The multi-layered campaign, led by local Kenyan staff with remote support from graduate students at Maseno University and the U of M’s School of Public Health and the Humphrey School of Public Affairs, demonstrates that amid ongoing disruptions created by a pandemic, there exists both a responsibility to respond to evolving community needs and an opportunity to remodel global health partnerships for improved equity and long-term impact.

The program also highlighted the impact of interdisciplinary and cross-cultural collaboration.
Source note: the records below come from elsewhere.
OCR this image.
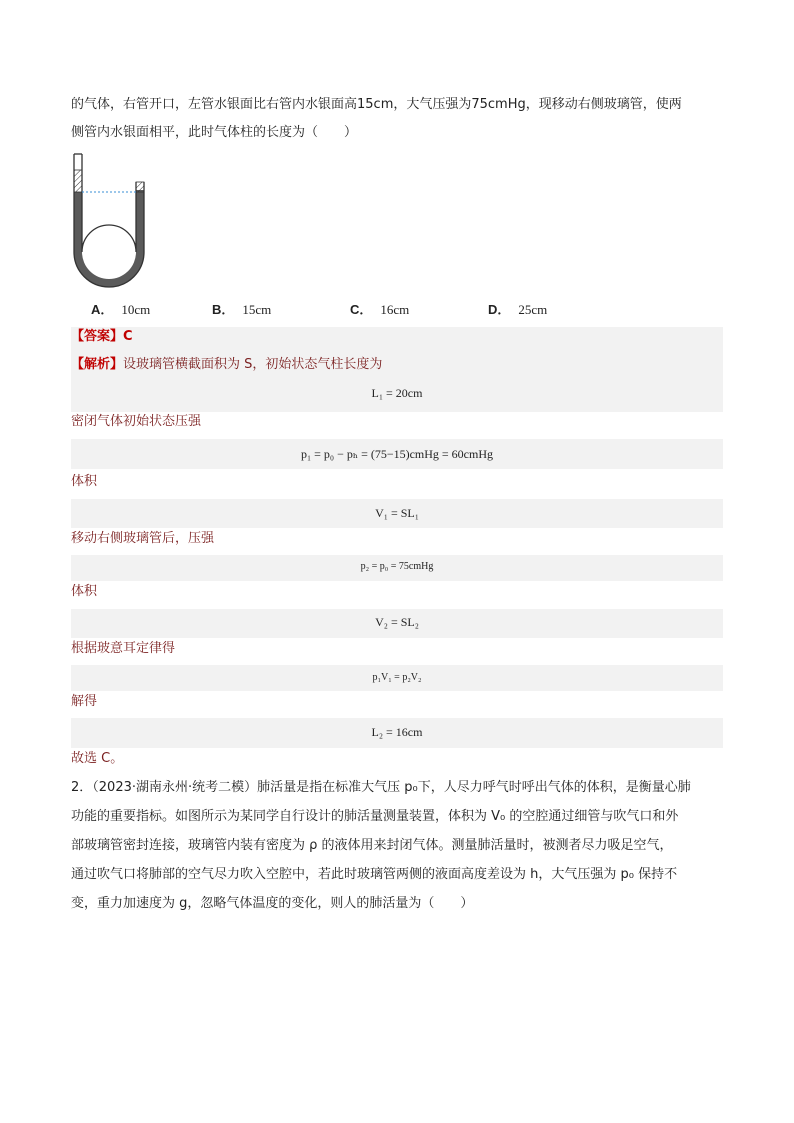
的气体，右管开口，左管水银面比右管内水银面高15cm，大气压强为75cmHg，现移动右侧玻璃管，使两
侧管内水银面相平，此时气体柱的长度为（　　）
A． 10cm	B． 15cm	C． 16cm	D． 25cm
【答案】C
【解析】设玻璃管横截面积为 S，初始状态气柱长度为
L₁ = 20cm
密闭气体初始状态压强
p₁ = p₀ − pₕ = (75−15)cmHg = 60cmHg
体积
V₁ = SL₁
移动右侧玻璃管后，压强
p₂ = p₀ = 75cmHg
体积
V₂ = SL₂
根据玻意耳定律得
p₁V₁ = p₂V₂
解得
L₂ = 16cm
故选 C。
2．（2023·湖南永州·统考二模）肺活量是指在标准大气压 p₀下，人尽力呼气时呼出气体的体积，是衡量心肺
功能的重要指标。如图所示为某同学自行设计的肺活量测量装置，体积为 V₀ 的空腔通过细管与吹气口和外
部玻璃管密封连接，玻璃管内装有密度为 ρ 的液体用来封闭气体。测量肺活量时，被测者尽力吸足空气，
通过吹气口将肺部的空气尽力吹入空腔中，若此时玻璃管两侧的液面高度差设为 h，大气压强为 p₀ 保持不
变，重力加速度为 g，忽略气体温度的变化，则人的肺活量为（　　）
In order to effectively and efficiently respond to the evolving COVID-19 challenges, the team harnessed the lived experience and leadership of local Kenyan health workers and community radio presenters, the talents of public health and medical students at Maseno University, the analytical and public health expertise at the U of M and the creativity and program design skills of the Humphrey School’s Master of Development Practice students.

“The pandemic context underscores the value of meaningful relationships, the critical need for collaboration across different ways of knowing and working and the importance of engaging challenges with an adaptive mindset,” said David Wilsey, director of the Master of Development Practice program in the Humphrey School of Public Affairs.

“As global health partnerships around the world are likely to be tested in the future from recurrent COVID surges and other emerging public health threats, this partnership asserts that it is critical to continue to reexamine how we can harness these experiences to resharpen organizational focus, eliminate unnecessary and vestigial decision structures, and meet the moment for communities in need,” said Salmen.

The COVID-19 response described in this study was supported by funding from Organic Health Response, Craig Newmark Philanthropies, Improving Chances Foundation and the Center for Global Health and Social Responsibility.